Were there doggies when you were little, mama? Was there power? Mama, were there phones when you were growing up?
These are some of the questions I’ve been fielding this week. Apparently, they think I must be ancient.
I can understand some of the questions. My kids hear me talking of a world without computers or cell phones. They hear stories of when I used to drag the telephone from the kitchen into my bedroom, with a 24 foot coil stretching the length of the house. On a recent vacation, they spotted a pay phone and it became one of those teaching moments – imagine, you put money into a slot to make a call!
These days, it’s totally normal for them to ask, “are you going to tweet that?” or, “oooh, can you put that on Instagram?”
Wait till I tell them about ice cream.
During those, ahem, simpler times, ice cream meant just a few flavors. Vanilla. Chocolate. Strawberry. Fancy meant Butter Pecan or Pistachio, Neopolitan or Rainbow Sherbet. Eventually, Baskin Robbins gave us 31 flavors, and that was bold. And when Ben and Jerry’s came along, they were practically the ice cream messiahs.
The flavors you can find today are just so much more exciting – herbs and cheeses make their way into ice creams, even balsamic reductions. These kids don’t know how good they’ve got it.
I was in an ice cream making mood the other day, the bug has bitten, ever since my foray into Chai Tea Ice Cream reignited my passion for making ice cream. I was craving Blueberry Crisp, a la mode, and inside out. I stirred the custard and coaxed it into creaminess. I made the filling and baked off the crunchy topping (the best part, don’t you think?). I churned and mixed it all up together into a frozen dream. Each lick was heaven.
It’s good mama! the kids called out as they ate their cones outside. These kids. I think tomorrow I’ll tell them about how I used to walk to school.
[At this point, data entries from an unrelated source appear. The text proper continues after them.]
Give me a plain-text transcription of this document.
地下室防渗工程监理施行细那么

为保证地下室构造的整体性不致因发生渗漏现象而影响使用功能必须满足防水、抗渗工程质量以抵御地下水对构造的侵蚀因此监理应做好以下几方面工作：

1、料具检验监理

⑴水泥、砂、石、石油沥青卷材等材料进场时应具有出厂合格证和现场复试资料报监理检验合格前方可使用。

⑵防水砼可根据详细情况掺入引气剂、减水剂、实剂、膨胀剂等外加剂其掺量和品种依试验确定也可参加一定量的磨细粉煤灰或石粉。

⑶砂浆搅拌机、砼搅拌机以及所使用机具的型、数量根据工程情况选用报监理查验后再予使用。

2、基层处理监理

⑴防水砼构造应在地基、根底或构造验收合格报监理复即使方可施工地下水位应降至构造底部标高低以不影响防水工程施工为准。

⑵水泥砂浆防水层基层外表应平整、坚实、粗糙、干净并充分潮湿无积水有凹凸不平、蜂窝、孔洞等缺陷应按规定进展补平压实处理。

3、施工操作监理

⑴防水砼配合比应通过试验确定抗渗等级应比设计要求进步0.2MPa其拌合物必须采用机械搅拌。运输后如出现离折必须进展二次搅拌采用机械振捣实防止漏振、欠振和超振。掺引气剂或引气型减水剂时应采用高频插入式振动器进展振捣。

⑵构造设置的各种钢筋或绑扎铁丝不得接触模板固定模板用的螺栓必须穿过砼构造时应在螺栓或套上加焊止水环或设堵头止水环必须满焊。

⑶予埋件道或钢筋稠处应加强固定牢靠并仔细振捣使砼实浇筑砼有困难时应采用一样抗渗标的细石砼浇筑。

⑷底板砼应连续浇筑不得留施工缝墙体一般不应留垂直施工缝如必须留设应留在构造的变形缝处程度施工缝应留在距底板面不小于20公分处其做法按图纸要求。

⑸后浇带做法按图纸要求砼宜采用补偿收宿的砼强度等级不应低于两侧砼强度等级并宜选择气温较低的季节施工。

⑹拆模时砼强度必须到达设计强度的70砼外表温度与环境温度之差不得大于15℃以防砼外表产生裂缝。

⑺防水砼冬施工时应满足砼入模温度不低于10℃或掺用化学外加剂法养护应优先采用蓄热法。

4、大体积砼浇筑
In the snow.
Blueberry Crisp Ice Cream
Ice Cream Base
2 cups heavy cream
1 cup whole milk
2/3 cup sugar, divided
1/8 teaspoon vanilla
pinch of salt
4 egg yolks
1 cup blueberries
1/4 cup apple juice
1/2 cup granulated sugar
1 teaspoon vanilla
1/4 cup plus 2 tablespoons flour
1/4 cup plus 2 tablespoons packed light brown sugar
3 tablespoons butter
1/4 cup rolled oats (regular oatmeal)
1/4 teaspoon cinnamon
In a medium sauce pan, combine the heavy cream, milk, 1/3 cup sugar, vanilla and salt, and bring to a gentle simmer over medium heat. Use a wooden spoon to stir, dissolving the sugar, and bring the cream mixture to about 175 degrees (about 8 minutes). Turn off the heat, cover the pan, and allow the vanilla infused cream steep for 15 minutes.
Meanwhile, whisk the egg yolks in a separate bowl, and slowly add the sugar, whisking for about 4 minutes, or until the eggs are light in color and thick. When the cream finishes steeping, ladle 1 cup of the hot cream in a drizzle into the eggs while whisking to temper. Pour the egg mixture back into the saucepan, and gently cook over medium low heat, stirring constantly with a wooden spoon for about 8-10 minutes. You will know the custard is ready when you are able to coat the back of your wooden spoon and run your finger down, leaving a line.
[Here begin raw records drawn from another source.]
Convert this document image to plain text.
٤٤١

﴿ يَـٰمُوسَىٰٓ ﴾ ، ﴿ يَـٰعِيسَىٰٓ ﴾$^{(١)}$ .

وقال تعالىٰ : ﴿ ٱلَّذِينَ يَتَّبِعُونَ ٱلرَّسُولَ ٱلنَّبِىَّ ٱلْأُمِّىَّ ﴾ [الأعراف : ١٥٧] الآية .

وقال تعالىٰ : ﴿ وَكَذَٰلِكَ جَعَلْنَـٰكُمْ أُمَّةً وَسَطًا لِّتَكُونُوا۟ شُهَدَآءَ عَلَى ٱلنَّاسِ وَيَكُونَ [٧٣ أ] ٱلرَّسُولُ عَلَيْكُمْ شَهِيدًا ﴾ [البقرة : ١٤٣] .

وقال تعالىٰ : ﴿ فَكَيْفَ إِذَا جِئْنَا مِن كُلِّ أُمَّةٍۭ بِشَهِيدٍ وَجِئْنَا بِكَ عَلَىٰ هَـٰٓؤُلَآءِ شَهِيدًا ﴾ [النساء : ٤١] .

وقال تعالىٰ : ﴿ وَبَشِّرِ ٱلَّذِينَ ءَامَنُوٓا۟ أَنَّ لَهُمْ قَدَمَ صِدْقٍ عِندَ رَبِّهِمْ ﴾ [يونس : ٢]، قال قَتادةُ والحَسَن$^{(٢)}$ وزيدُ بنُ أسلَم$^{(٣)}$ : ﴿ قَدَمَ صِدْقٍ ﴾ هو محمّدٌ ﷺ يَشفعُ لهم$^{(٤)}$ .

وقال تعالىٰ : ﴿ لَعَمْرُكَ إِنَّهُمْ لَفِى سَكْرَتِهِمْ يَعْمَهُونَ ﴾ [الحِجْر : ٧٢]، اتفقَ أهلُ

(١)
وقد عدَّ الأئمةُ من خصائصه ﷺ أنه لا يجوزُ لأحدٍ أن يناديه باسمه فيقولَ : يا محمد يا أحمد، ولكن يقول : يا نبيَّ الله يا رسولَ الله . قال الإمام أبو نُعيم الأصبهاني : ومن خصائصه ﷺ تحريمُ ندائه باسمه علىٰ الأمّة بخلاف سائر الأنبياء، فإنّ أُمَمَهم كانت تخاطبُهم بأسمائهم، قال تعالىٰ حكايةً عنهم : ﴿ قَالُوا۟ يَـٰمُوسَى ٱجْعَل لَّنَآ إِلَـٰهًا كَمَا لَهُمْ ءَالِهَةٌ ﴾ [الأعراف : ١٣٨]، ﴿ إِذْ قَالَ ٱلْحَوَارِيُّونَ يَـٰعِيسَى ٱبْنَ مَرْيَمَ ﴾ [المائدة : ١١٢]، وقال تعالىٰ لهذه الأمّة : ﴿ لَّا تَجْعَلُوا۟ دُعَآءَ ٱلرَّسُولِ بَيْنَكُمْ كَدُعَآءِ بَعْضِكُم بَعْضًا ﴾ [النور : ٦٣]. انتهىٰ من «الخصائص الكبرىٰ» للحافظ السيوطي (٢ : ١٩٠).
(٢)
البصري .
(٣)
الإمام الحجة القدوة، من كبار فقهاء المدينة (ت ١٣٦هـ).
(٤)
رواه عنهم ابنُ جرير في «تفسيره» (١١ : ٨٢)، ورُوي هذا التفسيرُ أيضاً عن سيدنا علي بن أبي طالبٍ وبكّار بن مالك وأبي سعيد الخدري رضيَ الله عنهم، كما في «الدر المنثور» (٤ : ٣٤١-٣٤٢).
Prepare an ice bath. Strain the mixture into the prepared bowl of the ice bath. Depending on your sieve, you may need to strain twice to get a nice, smooth consistency. Let the ice cream custard cool for 1 hour in the ice bath, stirring periodically. The ice cream may then be churned immediately or, if you like, the following day (keep the mixture chilled in the refrigerator till then). The longer the custard cures, the better.
While the custard is cooling in the ice bath and/or curing, make the blueberry "filling" and "topping." In a small sauce pan over medium heat, stir together blueberries, apple juice and sugar until the sugar is dissolved. Bring to a boil then lower heat and simmer for about 10-15 minutes, or until the sauce has thickened. Stir in the vanilla. Allow the compote to cool completely before using in the refrigerator. Again, this can be done in advance, just store in an airtight container in the refrigerator.
Preheat oven to 350 degrees. Butter a small baking dish (about 3x6 inches). Combine flour, sugar and butter using a pastry blender, two forks, or a food processor, and mix until it looks like course crumbs. Add oats and cinnamon and mix a little more. Spread topping evenly in buttered dish, and pat down gently with your fingertips. Bake until the top is light brown and crisp, about 25 minutes. Let it cool completely, then break into 1 inch pieces.
Pour the custard into the chilled bowl of your ice cream maker and churn for about 25-30 minutes. At the end, swirl in the blueberry filing and churn some more. Do the same with the chunks of crisp. Freeze in an airtight container in the freezer at least 1 hour before enjoying.
Ice cream base based on Tyler Florence's Vanilla Ice Cream Base, via Food Network.